A Cochrane review [Abstract] 1 included 11 studies with a total of 2 301 subjects. Six studies were conducted in adults, two in neonates and three in children. All but one examined use of steroids for the prevention of post-extubation stridor; the remaining one concerned treatment of existing post-extubation stridor in children. Dexamethasone given intravenously at least once prior to extubation was the most common steroid regimen utilized (uniformly in neonates and children).
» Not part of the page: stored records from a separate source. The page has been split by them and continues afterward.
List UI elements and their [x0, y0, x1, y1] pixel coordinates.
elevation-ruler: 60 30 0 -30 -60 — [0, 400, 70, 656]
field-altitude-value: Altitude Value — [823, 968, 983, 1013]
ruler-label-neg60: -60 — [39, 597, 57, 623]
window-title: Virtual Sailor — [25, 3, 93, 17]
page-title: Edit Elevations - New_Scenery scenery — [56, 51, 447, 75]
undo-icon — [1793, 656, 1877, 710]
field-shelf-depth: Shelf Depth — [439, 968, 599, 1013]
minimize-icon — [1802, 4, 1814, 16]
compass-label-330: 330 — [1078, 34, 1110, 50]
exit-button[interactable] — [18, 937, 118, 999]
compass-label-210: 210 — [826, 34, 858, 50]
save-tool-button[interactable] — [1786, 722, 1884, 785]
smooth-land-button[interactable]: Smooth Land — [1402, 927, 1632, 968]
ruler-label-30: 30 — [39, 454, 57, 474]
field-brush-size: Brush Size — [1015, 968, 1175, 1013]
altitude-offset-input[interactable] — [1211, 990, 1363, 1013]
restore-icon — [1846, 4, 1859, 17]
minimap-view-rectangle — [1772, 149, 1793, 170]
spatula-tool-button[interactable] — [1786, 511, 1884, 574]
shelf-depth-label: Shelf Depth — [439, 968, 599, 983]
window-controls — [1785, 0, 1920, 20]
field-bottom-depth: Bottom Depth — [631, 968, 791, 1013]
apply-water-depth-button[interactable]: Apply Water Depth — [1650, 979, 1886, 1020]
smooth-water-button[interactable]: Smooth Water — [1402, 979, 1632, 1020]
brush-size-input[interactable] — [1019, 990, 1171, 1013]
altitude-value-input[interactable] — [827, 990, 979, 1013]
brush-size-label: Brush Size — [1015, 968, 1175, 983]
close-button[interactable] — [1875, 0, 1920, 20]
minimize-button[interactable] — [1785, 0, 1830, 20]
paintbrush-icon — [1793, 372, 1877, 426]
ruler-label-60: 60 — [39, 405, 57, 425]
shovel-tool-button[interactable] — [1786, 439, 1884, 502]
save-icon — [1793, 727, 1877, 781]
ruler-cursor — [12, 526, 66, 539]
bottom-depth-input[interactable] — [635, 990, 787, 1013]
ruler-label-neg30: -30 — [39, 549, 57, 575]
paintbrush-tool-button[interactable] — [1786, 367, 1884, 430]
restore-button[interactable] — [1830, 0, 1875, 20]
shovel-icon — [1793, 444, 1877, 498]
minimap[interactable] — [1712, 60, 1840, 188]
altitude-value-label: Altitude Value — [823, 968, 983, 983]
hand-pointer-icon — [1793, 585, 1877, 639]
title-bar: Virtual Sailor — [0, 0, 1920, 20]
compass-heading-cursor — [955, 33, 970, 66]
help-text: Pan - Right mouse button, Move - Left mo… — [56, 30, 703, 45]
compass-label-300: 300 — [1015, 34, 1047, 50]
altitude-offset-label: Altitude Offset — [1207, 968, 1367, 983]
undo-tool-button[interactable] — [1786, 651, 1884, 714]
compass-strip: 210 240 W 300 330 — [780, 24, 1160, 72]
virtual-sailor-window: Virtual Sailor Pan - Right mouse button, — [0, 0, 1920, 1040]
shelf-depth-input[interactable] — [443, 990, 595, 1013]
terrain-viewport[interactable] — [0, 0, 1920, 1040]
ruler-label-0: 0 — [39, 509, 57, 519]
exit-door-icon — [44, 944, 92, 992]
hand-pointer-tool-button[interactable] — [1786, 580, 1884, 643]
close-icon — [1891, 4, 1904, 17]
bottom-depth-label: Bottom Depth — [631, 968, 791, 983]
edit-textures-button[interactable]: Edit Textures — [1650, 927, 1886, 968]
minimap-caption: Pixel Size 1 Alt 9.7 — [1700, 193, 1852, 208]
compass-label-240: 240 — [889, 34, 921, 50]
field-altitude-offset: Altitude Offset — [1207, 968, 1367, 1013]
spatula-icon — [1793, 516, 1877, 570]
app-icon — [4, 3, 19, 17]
In neonates there was an overall non significant reduction in post extubation stridor (RR 0.42; 95% CI 0.07 to 2.32). This decrease was seen only in the study on high-risk patients treated with multiple doses of steroids around the time of extubation. In children, prophylactic corticosteroids tended to reduce reintubation and significantly reduced post-extubation stridor in the study that included children with underlying airway abnormalities (N = 62) but not in the study that excluded these children (N = 153). In six adult studies (total N = 1 953), there was a non significant trend for prophylactic corticosteroid administration to reduce the risk of re-intubation (RR 0.48; 95% CI 0.19 to 1.22) and a significant reduction in the incidence of post extubation stridor (RR 0.47; 95% CI 0.22 to 0.99, significant heterogeneity I2 81%). Subgroup analysis revealed that post extubation stridor could be reduced in adults with a high likelihood of post extubation stridor when corticosteroids were administered as multiple doses begun 12-24 hours prior to extubation compared to single doses closer to extubation. Side effects were uncommon and could not be aggregated.
Comment: The quality of evidence is downgraded by inconsistency (heterogeneity in interventions and outcomes) and by imprecise results (wide confidence intervals).